Dai dati raccolti, infatti, gli esperti hanno osservato che il bozzolo di gas e polvere che circonda le protostelle a circa 600 miliardi di miglia da una stella di tipo O è destinato ad essere spazzato via in solo “pochi” milioni di anni, molto più velocemente rispetto al periodo che impiegherebbero a formare un nuovo pianeta o un sistema stellare.
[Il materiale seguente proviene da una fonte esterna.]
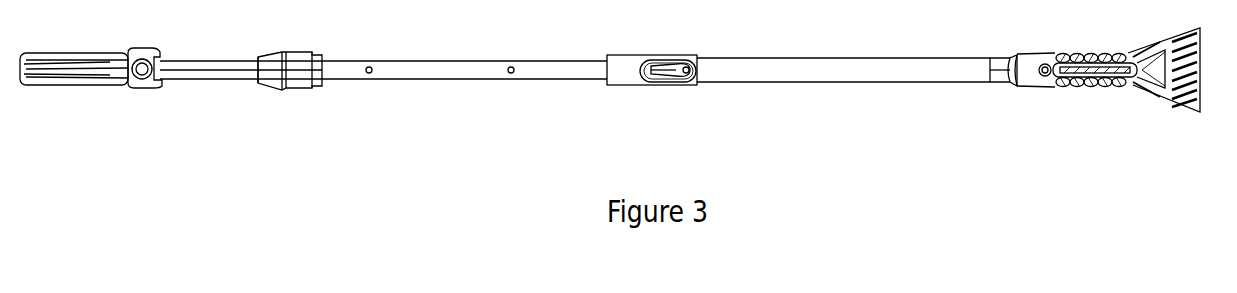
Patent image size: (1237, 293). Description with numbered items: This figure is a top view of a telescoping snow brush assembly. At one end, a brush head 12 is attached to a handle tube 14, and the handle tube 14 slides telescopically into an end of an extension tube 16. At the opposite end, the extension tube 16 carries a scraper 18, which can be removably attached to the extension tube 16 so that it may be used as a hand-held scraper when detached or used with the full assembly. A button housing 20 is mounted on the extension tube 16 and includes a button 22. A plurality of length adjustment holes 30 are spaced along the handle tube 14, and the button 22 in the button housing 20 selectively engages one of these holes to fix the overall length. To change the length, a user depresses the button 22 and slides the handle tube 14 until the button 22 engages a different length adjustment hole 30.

The brush head 12 is at (230, 65).
The handle tube 14 is at (428, 70).
The extension tube 16 is at (820, 73).
The scraper 18 is at (1030, 63).
The button housing 20 is at (627, 62).
The button 22 is at (683, 83).
The length adjustment holes 30 is at (372, 67).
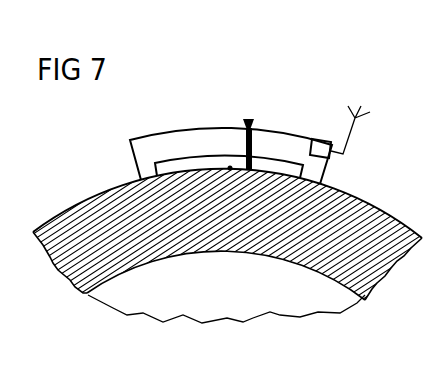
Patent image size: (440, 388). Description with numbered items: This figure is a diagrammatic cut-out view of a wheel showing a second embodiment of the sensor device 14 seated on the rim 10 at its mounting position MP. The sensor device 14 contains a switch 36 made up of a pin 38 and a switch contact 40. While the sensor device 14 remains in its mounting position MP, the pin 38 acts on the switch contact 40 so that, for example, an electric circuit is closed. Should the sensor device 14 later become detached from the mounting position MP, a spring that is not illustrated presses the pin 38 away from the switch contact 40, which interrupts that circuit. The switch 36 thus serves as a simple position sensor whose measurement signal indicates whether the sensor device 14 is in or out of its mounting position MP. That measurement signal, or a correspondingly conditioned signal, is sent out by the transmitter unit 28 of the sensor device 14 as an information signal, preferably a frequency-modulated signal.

The rim 10 is at (251, 243).
The sensor device 14 is at (173, 140).
The pin 38 is at (245, 148).
The switch 36 is at (248, 118).
The switch contact 40 is at (255, 143).
The transmitter unit 28 is at (321, 142).
The mounting position MP is at (230, 168).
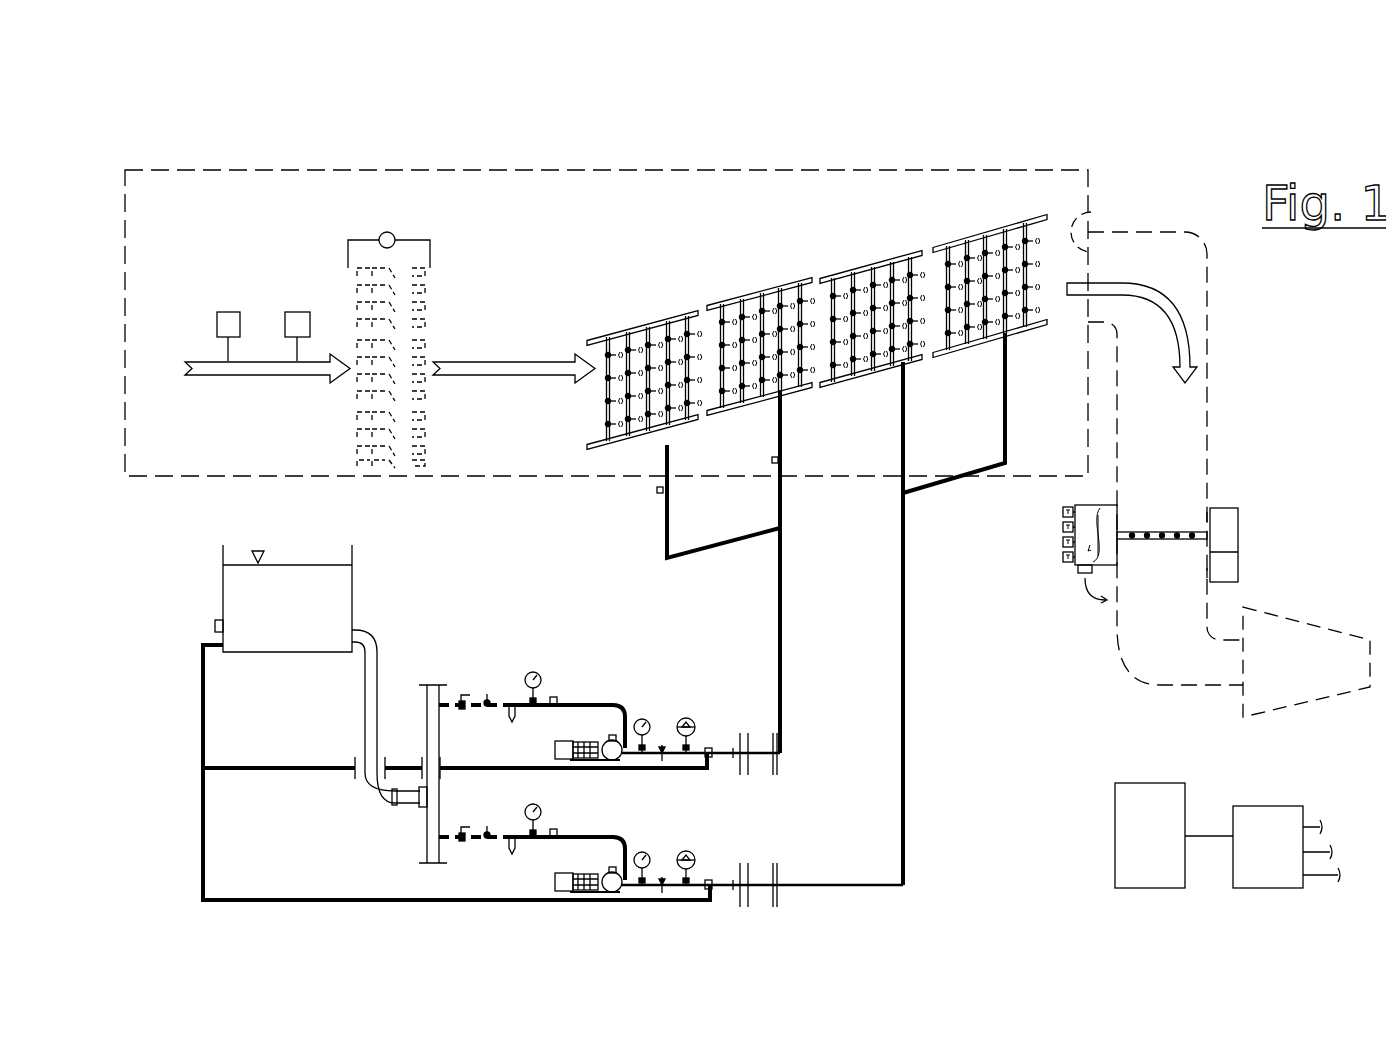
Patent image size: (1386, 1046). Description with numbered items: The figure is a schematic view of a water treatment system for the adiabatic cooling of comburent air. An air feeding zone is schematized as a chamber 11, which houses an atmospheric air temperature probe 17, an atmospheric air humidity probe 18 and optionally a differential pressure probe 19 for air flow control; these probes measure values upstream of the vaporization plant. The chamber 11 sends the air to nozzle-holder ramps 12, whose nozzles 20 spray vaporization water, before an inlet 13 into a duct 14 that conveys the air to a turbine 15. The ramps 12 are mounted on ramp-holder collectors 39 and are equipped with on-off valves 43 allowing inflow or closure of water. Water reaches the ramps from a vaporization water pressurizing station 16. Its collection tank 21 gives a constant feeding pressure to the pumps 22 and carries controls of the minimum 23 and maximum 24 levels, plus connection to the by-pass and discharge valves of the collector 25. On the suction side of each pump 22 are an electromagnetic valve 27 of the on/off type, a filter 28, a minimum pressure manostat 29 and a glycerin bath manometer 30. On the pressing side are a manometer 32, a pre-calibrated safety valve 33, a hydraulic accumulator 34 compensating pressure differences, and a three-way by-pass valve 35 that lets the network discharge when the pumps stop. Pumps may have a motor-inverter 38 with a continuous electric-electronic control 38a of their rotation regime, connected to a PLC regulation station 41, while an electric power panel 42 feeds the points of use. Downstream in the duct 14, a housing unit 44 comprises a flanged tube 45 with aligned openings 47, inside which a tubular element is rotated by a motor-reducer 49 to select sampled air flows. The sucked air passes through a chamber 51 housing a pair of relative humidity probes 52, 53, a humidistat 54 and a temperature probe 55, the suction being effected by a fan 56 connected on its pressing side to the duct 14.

The chamber 11 is at (975, 181).
The nozzle-holder ramps 12 is at (687, 331).
The inlet 13 is at (1093, 208).
The duct 14 is at (1195, 296).
The turbine 15 is at (1295, 628).
The vaporization water pressurizing station 16 is at (563, 641).
The atmospheric air temperature probe 17 is at (226, 310).
The atmospheric air humidity probe 18 is at (295, 310).
The differential pressure probe 19 is at (392, 232).
The nozzles 20 is at (648, 421).
The collection tank 21 is at (338, 590).
The pumps 22 is at (614, 735).
The minimum level control 23 is at (215, 624).
The maximum level control 24 is at (262, 548).
The collector 25 is at (428, 722).
The electromagnetic valve 27 is at (487, 697).
The filter 28 is at (512, 703).
The minimum pressure manostat 29 is at (556, 696).
The glycerin bath manometer 30 is at (534, 671).
The manometer 32 is at (647, 718).
The safety valve 33 is at (662, 745).
The hydraulic accumulator 34 is at (690, 718).
The three-way by-pass valve 35 is at (709, 747).
The motor-inverter 38 is at (585, 741).
The electric-electronic control 38a is at (566, 742).
The ramp-holder collectors 39 is at (685, 424).
The PLC regulation station 41 is at (1128, 808).
The electric power panel 42 is at (1280, 820).
The on-off valves 43 is at (657, 491).
The housing unit 44 is at (1155, 508).
The flanged tube 45 is at (1154, 541).
The openings 47 is at (1192, 541).
The motor-reducer 49 is at (1227, 527).
The chamber 51 is at (1112, 511).
The relative humidity probe 52 is at (1063, 543).
The relative humidity probe 53 is at (1063, 559).
The humidistat 54 is at (1063, 512).
The temperature probe 55 is at (1063, 528).
The fan 56 is at (1084, 574).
Le stelle di tipo O sono “dei veri mostri paragonati al nostro Sole ed emettono un’enorme quantità di radiazioni ultraviolette” che provocano una vera e propria “devastazione nei sistemi di formazione stellare”, ha sottolineato Rita Mann, un’astronoma del National Research Council del Canada e prima autrice dello studio “Alma observations of the orion proplyds” . I ricercatori hanno usato proprio il radiointerferometro situato in Cile per catturare “dozzine di stelle nella loro fase embrionale” che potenzialmente potrebbero formare dei pianeti e “per la prima volta sono state trovare indicazioni chiare sul come i dischi protoplanetari svaniscano nel nulla”. James di Francesco, altro ricercatore coinvolto nello studio, ha detto che “le stelle massicce sono centinai di volte più calde e luminose del Sole e i fotoni che vengono sprigionati possono velocemente prosciugare il disco protoplanetario portando ad altissime temperature il gas e disperdendolo nello spazio”.

Erano già stati effettuati rilevamenti con il telescopio spaziale di NASA/ESA Hubble  con il quale erano state scattate immagini che ritraevano proprio i proplyd nella Nebulosa di Orione. Molti hanno assunto una forma a goccia, ma finora non era stato possibile determinare la quantità di gas e polvere che veniva strappata via dal disco. Con le recenti osservazioni di ALMA sono stati rilevati il doppio dei dischi protoplanetari finora studiati ed è stato possibile studiarne anche il loro passato. Combinando questi studi con informazioni raccolte dal Submillimeter Array (SMA) alle Hawaii, i ricercatori hanno scoperto che ogni protostella all’interno del guscio denso di radiazioni ultraviolette di una stella massiccia rischia di perdere il suo disco in un periodo di tempo molto breve. In regioni come quella della Nebulosa di Orione, i proplyd riescono a conservare solo la metà del materiale necessario per la formazione di nuove stelle e pianeti (quantità ovviamente insufficiente).